During my college years, I used to get together with fellow science students to study vocabulary, because, in those days, med school and grad school entrance exams contained a vocabulary component. For some reason, when others quizzed me, I had a frustrating mental block on one of the words we studied. Because of that, it is a word that I can never forget; moreover, it keeps pushing its way into my consciousness when I reflect on the current state of our country.

That word is “rancor,” and it means “deep-seeded ill will.” It perfectly explains the disturbing malaise that has swept across the country in recent years, like nothing I’ve ever witnessed in my 6+ decades of life. It is like a mental disease that strikes at the very core of our being and threatens our collective psyche. In the process, people are marginalized and lives destroyed.

Science has demonstrated that mental and physical health are fundamentally linked, with each being a risk factor for the other. If we can’t right the ever-increasing strain on our mental health, the added stress can become a “preexisting condition” that increases our susceptibility to physical threats, including a myriad of diseases (coronavirus included!), if it hasn’t already. As an example, people with the highest levels of self-rated distress have a 32% increased likelihood of dying from cancer, and the incidence of coronary heart disease is significantly higher in people with depression.

Signs of mental health decline include changes in eating and sleeping patterns, social withdrawal, loss of energy, irritability and mood swings, or a drop in performance at school or work. I know I’ve seen flashes of some of these in myself during COVID-dominated 2020, and I imagine many of you have as well.

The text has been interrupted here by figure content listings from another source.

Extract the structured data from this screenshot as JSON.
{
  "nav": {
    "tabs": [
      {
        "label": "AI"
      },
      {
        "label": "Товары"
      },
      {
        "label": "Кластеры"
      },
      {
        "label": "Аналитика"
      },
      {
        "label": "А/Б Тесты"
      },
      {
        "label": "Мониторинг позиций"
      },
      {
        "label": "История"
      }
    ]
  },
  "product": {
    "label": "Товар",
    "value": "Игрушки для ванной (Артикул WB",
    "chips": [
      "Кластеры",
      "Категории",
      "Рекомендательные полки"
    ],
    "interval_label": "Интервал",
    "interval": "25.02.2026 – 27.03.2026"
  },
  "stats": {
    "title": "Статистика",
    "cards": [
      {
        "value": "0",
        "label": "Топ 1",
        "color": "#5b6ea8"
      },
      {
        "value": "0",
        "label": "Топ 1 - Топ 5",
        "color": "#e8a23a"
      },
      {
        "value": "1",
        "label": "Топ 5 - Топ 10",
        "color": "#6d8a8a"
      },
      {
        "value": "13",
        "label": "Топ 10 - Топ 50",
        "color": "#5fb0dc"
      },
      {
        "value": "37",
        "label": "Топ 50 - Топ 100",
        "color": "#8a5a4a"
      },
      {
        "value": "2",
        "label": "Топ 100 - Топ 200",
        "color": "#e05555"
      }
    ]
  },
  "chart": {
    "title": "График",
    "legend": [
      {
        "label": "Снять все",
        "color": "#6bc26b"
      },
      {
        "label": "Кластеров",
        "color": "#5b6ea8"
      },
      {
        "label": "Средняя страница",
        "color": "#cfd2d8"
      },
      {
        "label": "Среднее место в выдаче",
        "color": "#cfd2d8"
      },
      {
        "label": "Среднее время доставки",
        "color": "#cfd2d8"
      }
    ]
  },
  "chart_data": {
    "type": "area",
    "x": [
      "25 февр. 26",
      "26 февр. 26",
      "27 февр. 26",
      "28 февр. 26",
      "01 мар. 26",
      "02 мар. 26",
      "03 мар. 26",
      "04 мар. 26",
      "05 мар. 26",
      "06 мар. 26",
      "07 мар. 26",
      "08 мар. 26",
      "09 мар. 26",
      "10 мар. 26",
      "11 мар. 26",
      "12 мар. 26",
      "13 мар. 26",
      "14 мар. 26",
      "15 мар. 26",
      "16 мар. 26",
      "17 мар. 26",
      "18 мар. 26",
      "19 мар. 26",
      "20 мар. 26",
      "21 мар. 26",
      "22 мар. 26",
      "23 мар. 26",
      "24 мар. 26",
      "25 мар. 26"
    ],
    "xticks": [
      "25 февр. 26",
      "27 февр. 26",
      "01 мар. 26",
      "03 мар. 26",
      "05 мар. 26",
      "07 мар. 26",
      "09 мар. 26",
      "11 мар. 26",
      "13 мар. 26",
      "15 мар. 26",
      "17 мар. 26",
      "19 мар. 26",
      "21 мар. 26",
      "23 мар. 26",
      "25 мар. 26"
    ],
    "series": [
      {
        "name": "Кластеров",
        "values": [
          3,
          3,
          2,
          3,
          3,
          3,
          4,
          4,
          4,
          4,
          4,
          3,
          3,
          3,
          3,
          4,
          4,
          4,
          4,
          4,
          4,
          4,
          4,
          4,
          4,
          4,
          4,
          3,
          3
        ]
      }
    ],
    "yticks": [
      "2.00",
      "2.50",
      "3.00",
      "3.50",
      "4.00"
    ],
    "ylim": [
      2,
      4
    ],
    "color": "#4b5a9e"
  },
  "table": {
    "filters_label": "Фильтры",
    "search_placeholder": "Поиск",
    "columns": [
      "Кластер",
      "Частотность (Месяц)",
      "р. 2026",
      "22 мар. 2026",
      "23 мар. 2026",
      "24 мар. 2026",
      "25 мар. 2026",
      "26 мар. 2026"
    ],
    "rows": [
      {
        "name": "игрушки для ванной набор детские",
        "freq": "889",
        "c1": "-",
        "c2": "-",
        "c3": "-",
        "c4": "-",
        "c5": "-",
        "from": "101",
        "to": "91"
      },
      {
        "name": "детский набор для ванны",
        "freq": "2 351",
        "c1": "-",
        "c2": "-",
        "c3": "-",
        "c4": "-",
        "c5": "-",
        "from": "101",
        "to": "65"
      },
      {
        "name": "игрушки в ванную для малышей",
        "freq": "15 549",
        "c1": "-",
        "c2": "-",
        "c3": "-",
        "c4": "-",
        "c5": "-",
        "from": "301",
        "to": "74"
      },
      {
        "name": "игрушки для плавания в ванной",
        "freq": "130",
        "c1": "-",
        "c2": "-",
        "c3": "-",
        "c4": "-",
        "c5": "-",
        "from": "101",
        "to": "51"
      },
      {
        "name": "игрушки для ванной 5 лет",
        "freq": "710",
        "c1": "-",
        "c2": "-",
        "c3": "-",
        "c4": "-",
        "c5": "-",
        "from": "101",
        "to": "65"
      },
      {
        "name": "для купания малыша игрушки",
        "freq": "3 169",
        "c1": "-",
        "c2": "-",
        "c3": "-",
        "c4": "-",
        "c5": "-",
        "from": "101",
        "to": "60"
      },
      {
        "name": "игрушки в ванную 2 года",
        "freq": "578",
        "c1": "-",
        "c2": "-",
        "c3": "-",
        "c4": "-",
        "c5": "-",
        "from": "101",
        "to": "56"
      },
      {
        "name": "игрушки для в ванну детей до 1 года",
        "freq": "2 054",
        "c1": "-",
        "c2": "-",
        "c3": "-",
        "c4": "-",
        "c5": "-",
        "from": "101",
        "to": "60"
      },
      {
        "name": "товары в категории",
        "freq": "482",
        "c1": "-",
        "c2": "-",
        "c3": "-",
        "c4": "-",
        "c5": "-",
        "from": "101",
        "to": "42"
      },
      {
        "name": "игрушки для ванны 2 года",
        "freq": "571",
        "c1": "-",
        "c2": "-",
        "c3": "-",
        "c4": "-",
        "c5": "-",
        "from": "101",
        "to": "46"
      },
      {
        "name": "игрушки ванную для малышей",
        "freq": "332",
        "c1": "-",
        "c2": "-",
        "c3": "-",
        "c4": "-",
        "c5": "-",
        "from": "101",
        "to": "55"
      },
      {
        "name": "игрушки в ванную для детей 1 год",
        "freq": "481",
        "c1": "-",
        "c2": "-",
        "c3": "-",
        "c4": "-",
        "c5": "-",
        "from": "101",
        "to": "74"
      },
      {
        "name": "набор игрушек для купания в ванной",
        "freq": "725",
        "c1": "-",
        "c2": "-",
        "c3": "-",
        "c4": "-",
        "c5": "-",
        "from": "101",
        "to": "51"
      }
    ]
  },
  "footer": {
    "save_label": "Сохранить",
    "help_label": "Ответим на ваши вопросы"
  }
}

In his sermon Sunday about Samuel, Pastor Tyler asked if the word of the Lord today is rare or if our leaders have failed to hear His word. It might appear so when you consider the erosion of civility and basic human decency that at times seems to have no bounds. And our ability to reverse this trend and reboot our mental health seems daunting in light of the widespread one-upmanship and winner-take-all approach that dominates our political landscape. I pray that God’s word will be heard and that His healing hand will bring us together to seek the common good, leading to careful, respectful and intelligent dialogue that supplants knee-jerk emotionalism.

The above Bible verse is my favorite. It is clear that we have fallen far short of its directive. We have all seen those car bumper stickers with the single word, “coexist.” I find this message strangely cold and impersonal. We should set the bar higher. May I suggest a different bumper sticker incorporating Micah 6:8 with one important modification that reads: “Love Unconditional Kindness.” Our ability to get along with others shouldn’t be dependent on their ethnicity, socioeconomic status or political persuasion. Maybe by focusing on kindness, instead of character assassination, we can see profound healing, both mentally and physically.